Dr. DuCanto, who leads seminars and training sessions in SALAD, says that hearing from people who have had success using the technique has inspired and informed his own teaching. A common line of feedback he’s received is to not keep his seminars simple, but to delve into the many little steps within the technique and all the back-up plans available for a variety of scenarios. The eagerness of these professionals is a testament to the popularity of the technique. When asked about how quickly SALAD has caught on among medical professionals, Dr. DuCanto says, “It has been adapted at a rate far faster than other techniques because it’s simple and effective.”
However, his ultimate hope for the way the SALAD technique is taught is for it to be a training module that is freely available to EMS educators and personnel. He wants to provide all the resources necessary, from written materials and videos to instructions on how to engineer a mannequin, so people can teach themselves. Ultimately, Dr. DuCanto wants this technique to be accessible, saying that his goal is “to change the practice of teaching airway management and to upgrade capabilities of caregivers of all different sorts to handle airways.”
“I want this to be an equalizer of caregivers of all levels,” he says. “The dream would be that it ceases to be a problem. You see a problem, you have a solution. You see a bad airway, you approach the airway with a methodology that allows you to be successful on the first try and if you fail, you know why you failed and it gives you the information that you need to know so you know what to do next.”
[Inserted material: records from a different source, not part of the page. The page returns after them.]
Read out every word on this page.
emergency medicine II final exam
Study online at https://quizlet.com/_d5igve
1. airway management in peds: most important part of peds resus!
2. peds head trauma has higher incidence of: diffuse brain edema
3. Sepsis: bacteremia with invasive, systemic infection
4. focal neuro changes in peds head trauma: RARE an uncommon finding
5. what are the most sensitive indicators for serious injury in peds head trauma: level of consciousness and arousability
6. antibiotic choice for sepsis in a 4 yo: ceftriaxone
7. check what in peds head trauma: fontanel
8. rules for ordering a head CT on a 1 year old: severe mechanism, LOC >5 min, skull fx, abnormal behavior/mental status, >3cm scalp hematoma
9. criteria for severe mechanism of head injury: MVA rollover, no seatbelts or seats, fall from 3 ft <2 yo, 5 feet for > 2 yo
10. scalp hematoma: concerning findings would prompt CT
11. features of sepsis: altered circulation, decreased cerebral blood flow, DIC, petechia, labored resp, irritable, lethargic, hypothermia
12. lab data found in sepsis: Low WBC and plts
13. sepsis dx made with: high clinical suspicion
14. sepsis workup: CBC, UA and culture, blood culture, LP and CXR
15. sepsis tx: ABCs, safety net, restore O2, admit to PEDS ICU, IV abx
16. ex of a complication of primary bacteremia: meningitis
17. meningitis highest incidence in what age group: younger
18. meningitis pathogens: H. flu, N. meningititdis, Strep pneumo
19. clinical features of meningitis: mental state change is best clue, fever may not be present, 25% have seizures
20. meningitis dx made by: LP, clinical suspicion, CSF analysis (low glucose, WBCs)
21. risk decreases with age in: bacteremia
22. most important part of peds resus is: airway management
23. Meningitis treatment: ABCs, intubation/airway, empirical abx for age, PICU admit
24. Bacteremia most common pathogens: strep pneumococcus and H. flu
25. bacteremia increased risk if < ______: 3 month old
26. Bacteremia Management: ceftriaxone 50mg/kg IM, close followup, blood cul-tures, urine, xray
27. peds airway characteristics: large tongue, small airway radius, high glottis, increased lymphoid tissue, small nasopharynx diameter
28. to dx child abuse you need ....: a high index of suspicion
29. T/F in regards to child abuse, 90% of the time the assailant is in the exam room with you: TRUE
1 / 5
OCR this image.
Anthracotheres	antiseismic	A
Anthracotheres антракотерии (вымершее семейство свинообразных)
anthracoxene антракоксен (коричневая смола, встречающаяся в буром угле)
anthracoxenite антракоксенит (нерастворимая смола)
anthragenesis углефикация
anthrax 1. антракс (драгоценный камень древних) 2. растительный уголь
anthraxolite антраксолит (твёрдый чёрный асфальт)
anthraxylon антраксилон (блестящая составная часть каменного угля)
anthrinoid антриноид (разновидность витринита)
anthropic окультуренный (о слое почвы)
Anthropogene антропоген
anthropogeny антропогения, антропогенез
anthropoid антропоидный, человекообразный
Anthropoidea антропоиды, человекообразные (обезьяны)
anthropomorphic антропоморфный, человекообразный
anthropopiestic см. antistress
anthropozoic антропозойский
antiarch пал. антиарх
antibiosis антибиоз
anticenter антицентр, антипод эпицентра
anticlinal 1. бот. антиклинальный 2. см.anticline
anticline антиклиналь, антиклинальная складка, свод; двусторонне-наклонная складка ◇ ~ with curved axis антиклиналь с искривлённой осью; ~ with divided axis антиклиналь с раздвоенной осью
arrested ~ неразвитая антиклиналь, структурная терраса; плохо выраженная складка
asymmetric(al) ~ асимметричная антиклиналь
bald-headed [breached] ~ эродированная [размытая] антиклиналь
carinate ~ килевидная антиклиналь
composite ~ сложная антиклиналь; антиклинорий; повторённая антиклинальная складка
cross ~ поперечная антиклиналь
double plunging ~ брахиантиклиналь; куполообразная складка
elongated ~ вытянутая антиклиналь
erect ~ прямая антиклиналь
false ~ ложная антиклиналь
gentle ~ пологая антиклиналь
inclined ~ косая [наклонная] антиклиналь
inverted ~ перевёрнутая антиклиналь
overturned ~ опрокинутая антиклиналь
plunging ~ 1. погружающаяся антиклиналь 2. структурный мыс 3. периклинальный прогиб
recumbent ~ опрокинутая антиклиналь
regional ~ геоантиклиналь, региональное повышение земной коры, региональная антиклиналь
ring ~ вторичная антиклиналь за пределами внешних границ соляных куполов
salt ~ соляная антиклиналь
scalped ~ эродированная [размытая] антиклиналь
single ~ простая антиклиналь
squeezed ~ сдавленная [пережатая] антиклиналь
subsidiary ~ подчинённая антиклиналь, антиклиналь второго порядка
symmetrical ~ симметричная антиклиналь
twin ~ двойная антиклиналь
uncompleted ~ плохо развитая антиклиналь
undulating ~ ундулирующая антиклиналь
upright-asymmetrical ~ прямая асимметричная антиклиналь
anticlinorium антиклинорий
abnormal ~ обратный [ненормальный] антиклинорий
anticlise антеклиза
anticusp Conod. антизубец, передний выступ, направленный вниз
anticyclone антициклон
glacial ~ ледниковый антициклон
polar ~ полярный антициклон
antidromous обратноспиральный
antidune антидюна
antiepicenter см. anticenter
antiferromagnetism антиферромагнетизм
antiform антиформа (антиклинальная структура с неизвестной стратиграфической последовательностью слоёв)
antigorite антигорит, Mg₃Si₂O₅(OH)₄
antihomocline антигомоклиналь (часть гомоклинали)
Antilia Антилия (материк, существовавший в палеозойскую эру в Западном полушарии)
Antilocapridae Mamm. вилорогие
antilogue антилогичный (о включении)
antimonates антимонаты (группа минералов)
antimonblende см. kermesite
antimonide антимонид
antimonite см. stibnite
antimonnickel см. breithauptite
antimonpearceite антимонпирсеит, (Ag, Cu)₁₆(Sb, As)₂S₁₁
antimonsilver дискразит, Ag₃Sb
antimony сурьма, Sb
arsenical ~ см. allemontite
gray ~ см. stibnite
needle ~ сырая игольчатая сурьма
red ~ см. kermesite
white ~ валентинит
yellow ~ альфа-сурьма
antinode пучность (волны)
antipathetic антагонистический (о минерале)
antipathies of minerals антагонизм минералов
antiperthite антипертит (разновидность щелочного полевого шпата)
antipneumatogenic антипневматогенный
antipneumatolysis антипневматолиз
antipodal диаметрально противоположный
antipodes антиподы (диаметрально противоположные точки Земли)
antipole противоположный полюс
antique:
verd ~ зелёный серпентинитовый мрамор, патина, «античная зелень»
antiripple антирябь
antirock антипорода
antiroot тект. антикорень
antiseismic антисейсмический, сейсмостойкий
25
“It’s about having a chance to make a difference in medical practice, in our communities, in our nation, worldwide.”
Talking to Dr. DuCanto, you know that he has just as much passion as knowledge, neither of which are in short supply, and how much it means to him to make a difference.
His enthusiasm for improving airway management worldwide is evident when you’re talking to him and he answers questions you didn’t even think to ask. That’s how far ahead he’s thinking. As he says, “When you’re obsessed with something, this is what you’re going to get. The reason I’m any good at anything is that I don’t give up and that I don’t stop and I just keep looking for the truth. And it’s not about me being better than someone else. It’s about having a chance to make a difference in medical practice, in our communities, in our nation, worldwide. I got a chance to do something I’ve always wanted to do: make a huge difference in medicine. It’s really strange it’s through getting rid of vomit, but if this is the huge quality gap that exists in human medicine because nobody wants to do it, well here it is.”
When asked what one takeaway he wants people to understand about the SALAD technique, he gives all the credit to the technique itself. He calls it “The gift of the second decade of the 21st century to modern medicine to close the quality holes in airway management. This is something that is meant for everyone and my goal is one day no one will remember my name. They’ll just practice the technique and that’ll be it.”